Reading Kimmelman’s article on Penn South and Pruitt-Igoe has truly shaped the way I ponder about the construction sites of buildings and how the people that live there can gravely affect its future. Penn South is a high-rise housing complex in Chelsea, while the Pruitt- Igoe was a public housing complex in St. Louis, Missouri. Though these two had similar structures and beginnings as slum-clearance projects, they both had different ends. While Penn South is still up and running, standing in a very profitable area of NYC, Pruitt-Igoe has been demolished, and never to be seen in the city of St. Louis again.This is an example of social and financial capital at its finest, and how the people who live in and around these buildings truly pave the way for its future.

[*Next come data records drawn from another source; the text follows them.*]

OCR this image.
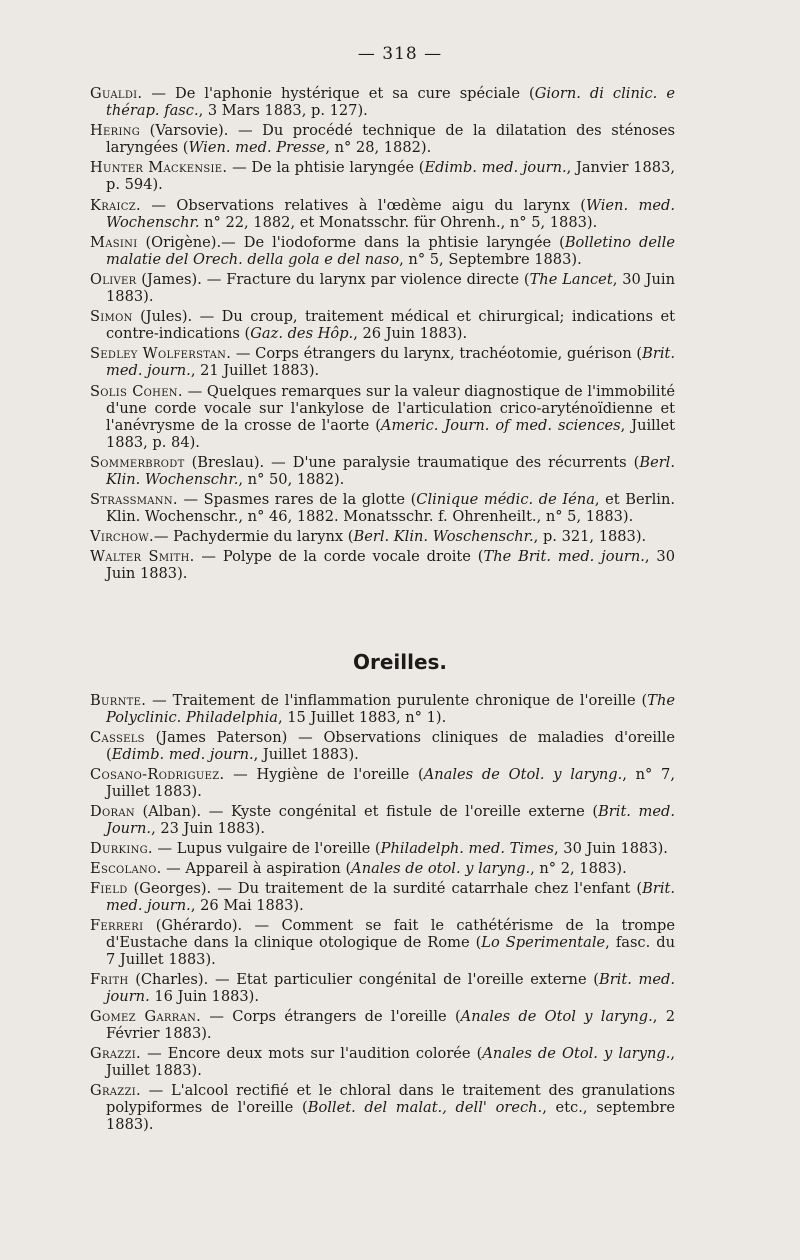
— 318 —

Gualdi. — De l'aphonie hystérique et sa cure spéciale (Giorn. di clinic. e thérap. fasc., 3 Mars 1883, p. 127).

Hering (Varsovie). — Du procédé technique de la dilatation des sténoses laryngées (Wien. med. Presse, n° 28, 1882).

Hunter Mackensie. — De la phtisie laryngée (Edimb. med. journ., Janvier 1883, p. 594).

Kraicz. — Observations relatives à l'œdème aigu du larynx (Wien. med. Wochenschr. n° 22, 1882, et Monatsschr. für Ohrenh., n° 5, 1883).

Masini (Origène).— De l'iodoforme dans la phtisie laryngée (Bolletino delle malatie del Orech. della gola e del naso, n° 5, Septembre 1883).

Oliver (James). — Fracture du larynx par violence directe (The Lancet, 30 Juin 1883).

Simon (Jules). — Du croup, traitement médical et chirurgical; indications et contre-indications (Gaz. des Hôp., 26 Juin 1883).

Sedley Wolferstan. — Corps étrangers du larynx, trachéotomie, guérison (Brit. med. journ., 21 Juillet 1883).

Solis Cohen. — Quelques remarques sur la valeur diagnostique de l'immobilité d'une corde vocale sur l'ankylose de l'articulation crico-aryténoïdienne et l'anévrysme de la crosse de l'aorte (Americ. Journ. of med. sciences, Juillet 1883, p. 84).

Sommerbrodt (Breslau). — D'une paralysie traumatique des récurrents (Berl. Klin. Wochenschr., n° 50, 1882).

Strassmann. — Spasmes rares de la glotte (Clinique médic. de Iéna, et Berlin. Klin. Wochenschr., n° 46, 1882. Monatsschr. f. Ohrenheilt., n° 5, 1883).

Virchow.— Pachydermie du larynx (Berl. Klin. Woschenschr., p. 321, 1883).

Walter Smith. — Polype de la corde vocale droite (The Brit. med. journ., 30 Juin 1883).

Oreilles.

Burnte. — Traitement de l'inflammation purulente chronique de l'oreille (The Polyclinic. Philadelphia, 15 Juillet 1883, n° 1).

Cassels (James Paterson) — Observations cliniques de maladies d'oreille (Edimb. med. journ., Juillet 1883).

Cosano-Rodriguez. — Hygiène de l'oreille (Anales de Otol. y laryng., n° 7, Juillet 1883).

Doran (Alban). — Kyste congénital et fistule de l'oreille externe (Brit. med. Journ., 23 Juin 1883).

Durking. — Lupus vulgaire de l'oreille (Philadelph. med. Times, 30 Juin 1883).

Escolano. — Appareil à aspiration (Anales de otol. y laryng., n° 2, 1883).

Field (Georges). — Du traitement de la surdité catarrhale chez l'enfant (Brit. med. journ., 26 Mai 1883).

Ferreri (Ghérardo). — Comment se fait le cathétérisme de la trompe d'Eustache dans la clinique otologique de Rome (Lo Sperimentale, fasc. du 7 Juillet 1883).

Frith (Charles). — Etat particulier congénital de l'oreille externe (Brit. med. journ. 16 Juin 1883).

Gomez Garran. — Corps étrangers de l'oreille (Anales de Otol y laryng., 2 Février 1883).

Grazzi. — Encore deux mots sur l'audition colorée (Anales de Otol. y laryng., Juillet 1883).

Grazzi. — L'alcool rectifié et le chloral dans le traitement des granulations polypiformes de l'oreille (Bollet. del malat., dell' orech., etc., septembre 1883).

Pruitt-Igoe housed citizens of St. Louis and made them feel like they were living in a lavish hotel. The article states that there were so many amazing memories made at this now demolished building. However, this building soon became infamous for crime, drugs, and racial segregation. Due to the white flight draining many jobs from the inner cities, this left many minorities unemployed, while the city’s whites moved to the suburbs and got new jobs there.  The people who remained in the increasingly abandoned Pruitt-Igoe were said to be “drug dealers and murderers, broken pipes and shattered windows, set afire and adrift.” This steady decline strikingly contrasts that of Penn South, where today, apartments are being sold at $100,000. This truly made me reflect on how great of an impact racial inequality has on the longevity of a residential public housing building, as Pruitt-Igoe symbolizes the failure of public housing, while Penn South can be considered a success. Reading the sad stories of black families trying to find jobs during the white flight is truly heartbreaking and makes me wonder what became of the surrounding area of Pruitt-Igoe as years progressed.